Estuvimos conversando acerca de nuestras vidas. A él le sorprendió que me hubiera dedicado tan joven a matar –Marcos sólo se había iniciado el verano pasado, sin contar el suicidio más o menos provocado de su madre— y se solidarizó conmigo respecto a lo ocurrido con la sinfonía y mi abuelo.
—No te puedes fiar de los adultos. Yo mismo escribí unos cuantos artículos matemáticos en los que demostraba que la trigonometría no es más que un enorme error. Pero ni siquiera conseguí que los publicaran.
—No los entendieron.
—No. A pesar de que lo que explican es bastante evidente.
Le pedí que me los trajera al día siguiente, para leerlos, aunque he de decir que no me llamó la atención el tema escogido. Desde luego que era evidente que la trigonometría era absurda. ¿Senos? ¿Cosenos? Todo aquello no tenía sentido. Como casi todas las creencias de los adultos. Simplemente una de tantas ideas que se amoldaban al cerebro anquilosado de un mayor de edad y que más o menos y a pesar de los fallos y contratiempos, daban un resultado mínimamente aproximado a lo útil. En fin, trigonometría. Nada excepcional, desde luego.
Por no hablar de aquello de que éramos unos “escogidos”. ¿Acaso no se daba cuenta de cómo la sociedad adulta estaba pensada simplemente como una serie de mecanismos de defensa? ¿Cómo nos excluían, nos debilitaban, nos ridiculizaban? Todo para proteger el dominio que a los adultos les había dado el simple uso de la fuerza bruta, como Noelia había dejado claro aquella mañana.
Era evidente. ¿Normales, aquellos niños? Qué más quisieran los adultos.
Pero que nadie se lleve a engaño por mis quizás algo despectivas palabras: Marcos me pareció agradable y me consoló no poco el hecho de pensar que tendría a alguien como yo ayudándome a pasar aquel trago de las clases diarias. Porque aunque no estaba a mi altura, ambos gozábamos de una masa cerebral elástica, húmeda y estimulante.
Volvió a sonar el timbre. Teníamos que volver a clase.
—¿En qué grupo estás? –Me preguntó.
—En el rojo.
—Buen color. A mí me ha tocado el verde. No me gusta.
—A mí tampoco.
—Y menos ese tono.
—Y menos ese tono.
Pero me jodió que estuviera en la mesa verde. Porque en la mesa verde estaba la niña del pelo rojo. Maldito y arbitrario orden alfabético. Si ella era pelirroja y mi mesa era roja, ¿por qué no estaba conmigo?
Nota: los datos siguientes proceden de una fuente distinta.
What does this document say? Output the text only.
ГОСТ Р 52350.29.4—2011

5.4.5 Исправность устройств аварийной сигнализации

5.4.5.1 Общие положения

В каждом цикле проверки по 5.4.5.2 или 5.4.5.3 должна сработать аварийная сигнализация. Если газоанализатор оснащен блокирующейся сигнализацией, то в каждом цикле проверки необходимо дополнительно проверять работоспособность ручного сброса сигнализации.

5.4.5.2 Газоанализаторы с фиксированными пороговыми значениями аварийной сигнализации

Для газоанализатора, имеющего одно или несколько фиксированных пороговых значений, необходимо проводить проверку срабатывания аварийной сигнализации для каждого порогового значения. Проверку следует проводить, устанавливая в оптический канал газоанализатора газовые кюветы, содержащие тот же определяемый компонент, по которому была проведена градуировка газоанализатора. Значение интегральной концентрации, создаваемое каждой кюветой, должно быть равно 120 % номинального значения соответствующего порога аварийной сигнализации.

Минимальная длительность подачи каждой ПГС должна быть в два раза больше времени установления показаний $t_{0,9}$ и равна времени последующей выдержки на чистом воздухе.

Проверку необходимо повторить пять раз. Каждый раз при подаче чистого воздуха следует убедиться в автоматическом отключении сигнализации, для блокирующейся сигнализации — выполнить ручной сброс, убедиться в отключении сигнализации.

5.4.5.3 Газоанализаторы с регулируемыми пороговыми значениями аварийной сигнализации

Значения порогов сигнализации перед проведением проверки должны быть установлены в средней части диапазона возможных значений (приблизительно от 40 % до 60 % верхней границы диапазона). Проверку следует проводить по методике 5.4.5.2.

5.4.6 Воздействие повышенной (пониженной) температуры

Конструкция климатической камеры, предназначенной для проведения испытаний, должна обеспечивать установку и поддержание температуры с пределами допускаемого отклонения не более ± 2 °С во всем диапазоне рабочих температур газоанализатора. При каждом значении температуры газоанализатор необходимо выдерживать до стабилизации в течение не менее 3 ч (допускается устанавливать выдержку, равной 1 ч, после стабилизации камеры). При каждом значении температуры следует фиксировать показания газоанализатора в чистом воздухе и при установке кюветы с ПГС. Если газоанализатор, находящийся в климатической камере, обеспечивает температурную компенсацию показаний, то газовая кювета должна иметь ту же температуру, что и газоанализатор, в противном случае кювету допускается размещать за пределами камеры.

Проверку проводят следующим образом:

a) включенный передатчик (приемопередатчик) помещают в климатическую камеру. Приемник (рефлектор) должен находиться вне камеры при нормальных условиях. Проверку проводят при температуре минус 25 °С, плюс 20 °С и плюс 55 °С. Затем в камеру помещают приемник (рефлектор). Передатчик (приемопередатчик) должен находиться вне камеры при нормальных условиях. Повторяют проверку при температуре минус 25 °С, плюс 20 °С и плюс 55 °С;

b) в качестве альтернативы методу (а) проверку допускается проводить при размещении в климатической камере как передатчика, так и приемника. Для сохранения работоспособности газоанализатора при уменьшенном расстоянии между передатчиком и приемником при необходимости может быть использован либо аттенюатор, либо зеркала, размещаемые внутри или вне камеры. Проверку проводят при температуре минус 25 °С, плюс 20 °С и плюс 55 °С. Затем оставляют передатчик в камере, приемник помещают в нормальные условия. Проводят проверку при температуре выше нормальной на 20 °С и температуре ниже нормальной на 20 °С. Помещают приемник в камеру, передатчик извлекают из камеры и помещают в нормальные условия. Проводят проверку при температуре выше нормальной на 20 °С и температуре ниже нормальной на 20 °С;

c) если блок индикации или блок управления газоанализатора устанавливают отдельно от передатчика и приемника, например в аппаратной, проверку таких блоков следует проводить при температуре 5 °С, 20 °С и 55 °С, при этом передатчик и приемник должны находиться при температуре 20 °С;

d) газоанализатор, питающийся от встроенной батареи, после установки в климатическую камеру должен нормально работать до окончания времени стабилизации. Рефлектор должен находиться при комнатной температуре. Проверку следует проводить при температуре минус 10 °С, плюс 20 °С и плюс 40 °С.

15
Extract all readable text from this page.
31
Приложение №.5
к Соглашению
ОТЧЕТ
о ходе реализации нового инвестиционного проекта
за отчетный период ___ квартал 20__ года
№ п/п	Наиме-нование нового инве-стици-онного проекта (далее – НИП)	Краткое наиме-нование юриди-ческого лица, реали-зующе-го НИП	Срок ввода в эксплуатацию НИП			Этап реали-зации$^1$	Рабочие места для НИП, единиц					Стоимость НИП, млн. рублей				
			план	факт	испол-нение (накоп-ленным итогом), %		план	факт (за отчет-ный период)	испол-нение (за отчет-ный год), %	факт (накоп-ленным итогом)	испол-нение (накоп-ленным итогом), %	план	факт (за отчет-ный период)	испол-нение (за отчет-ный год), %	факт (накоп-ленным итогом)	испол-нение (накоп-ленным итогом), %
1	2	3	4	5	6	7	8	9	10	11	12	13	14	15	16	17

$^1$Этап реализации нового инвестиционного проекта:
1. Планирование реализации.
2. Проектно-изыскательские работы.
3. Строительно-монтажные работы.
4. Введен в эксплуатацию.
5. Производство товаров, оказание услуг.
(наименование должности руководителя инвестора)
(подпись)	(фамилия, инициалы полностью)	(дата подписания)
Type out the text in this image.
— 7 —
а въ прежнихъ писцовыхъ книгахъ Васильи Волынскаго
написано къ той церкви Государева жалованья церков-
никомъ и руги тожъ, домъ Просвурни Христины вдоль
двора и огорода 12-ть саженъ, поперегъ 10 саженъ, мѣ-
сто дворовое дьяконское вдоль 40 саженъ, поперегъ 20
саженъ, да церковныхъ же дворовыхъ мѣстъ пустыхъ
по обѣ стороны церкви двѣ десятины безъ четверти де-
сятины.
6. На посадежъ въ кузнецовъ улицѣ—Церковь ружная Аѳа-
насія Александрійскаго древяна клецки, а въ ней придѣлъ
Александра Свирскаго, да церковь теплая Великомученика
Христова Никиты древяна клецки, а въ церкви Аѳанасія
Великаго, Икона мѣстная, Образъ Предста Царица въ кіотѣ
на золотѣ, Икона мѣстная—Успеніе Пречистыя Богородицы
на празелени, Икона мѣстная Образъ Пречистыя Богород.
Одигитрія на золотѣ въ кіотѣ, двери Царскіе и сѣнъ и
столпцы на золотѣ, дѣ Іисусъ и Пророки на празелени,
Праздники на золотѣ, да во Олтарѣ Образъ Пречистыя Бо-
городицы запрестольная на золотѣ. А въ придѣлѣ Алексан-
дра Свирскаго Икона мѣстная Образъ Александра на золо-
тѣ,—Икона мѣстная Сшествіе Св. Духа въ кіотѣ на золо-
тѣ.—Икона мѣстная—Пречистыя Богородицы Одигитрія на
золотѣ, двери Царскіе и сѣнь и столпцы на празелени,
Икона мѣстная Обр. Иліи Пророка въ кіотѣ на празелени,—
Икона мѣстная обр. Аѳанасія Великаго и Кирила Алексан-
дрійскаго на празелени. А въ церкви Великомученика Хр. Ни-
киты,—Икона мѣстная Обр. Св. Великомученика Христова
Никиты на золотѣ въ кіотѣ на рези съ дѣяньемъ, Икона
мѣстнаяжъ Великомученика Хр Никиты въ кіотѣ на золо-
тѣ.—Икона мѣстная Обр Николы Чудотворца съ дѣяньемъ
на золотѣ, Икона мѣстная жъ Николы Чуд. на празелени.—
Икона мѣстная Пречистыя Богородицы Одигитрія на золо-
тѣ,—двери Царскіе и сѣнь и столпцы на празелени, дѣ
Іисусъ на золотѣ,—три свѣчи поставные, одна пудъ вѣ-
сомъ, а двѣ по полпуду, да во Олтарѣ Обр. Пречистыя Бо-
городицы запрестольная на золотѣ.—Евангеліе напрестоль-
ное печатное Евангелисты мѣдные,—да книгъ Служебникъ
Acerca de la rutina y sobre la relación entre Marcos y la niña pelirroja
Me costó hacerme con aquella rutina impuesta. Después de tantos años de paseos, parques, viajes, música y hoteles, se me hacía más que cuesta arriba despertarme cinco días a la semana a la misma hora. Y qué hora. A las siete y media de la mañana. En invierno aún no había amanecido. Una hora absurda para levantarse. Absurda para cualquier cosa que no fuera dormir. Era la hora a la que se despertaban las gallinas, la hora natural de salir del sueño y, en cuanto natural, nada civilizada, nada cultural. Inhumana.
Sobre todo teniendo en cuenta para qué salía de la cama. No para levantar edificios ni para componer la ópera que apenas había comenzado a esbozar, no, sino para ayudar a la terrible naturaleza a que mi cerebro quedara reducido a una papilla seca.
Horas eternas sentado en mi pupitre rojo, rodeado de muertos vivientes.
Al menos en los recreos podía charlar con Marcos. Juntos buscábamos además a otros niños como nosotros. Pero lo único que conseguíamos era recibir algún que otro balonazo cuando nos acercábamos a la pista de fútbol.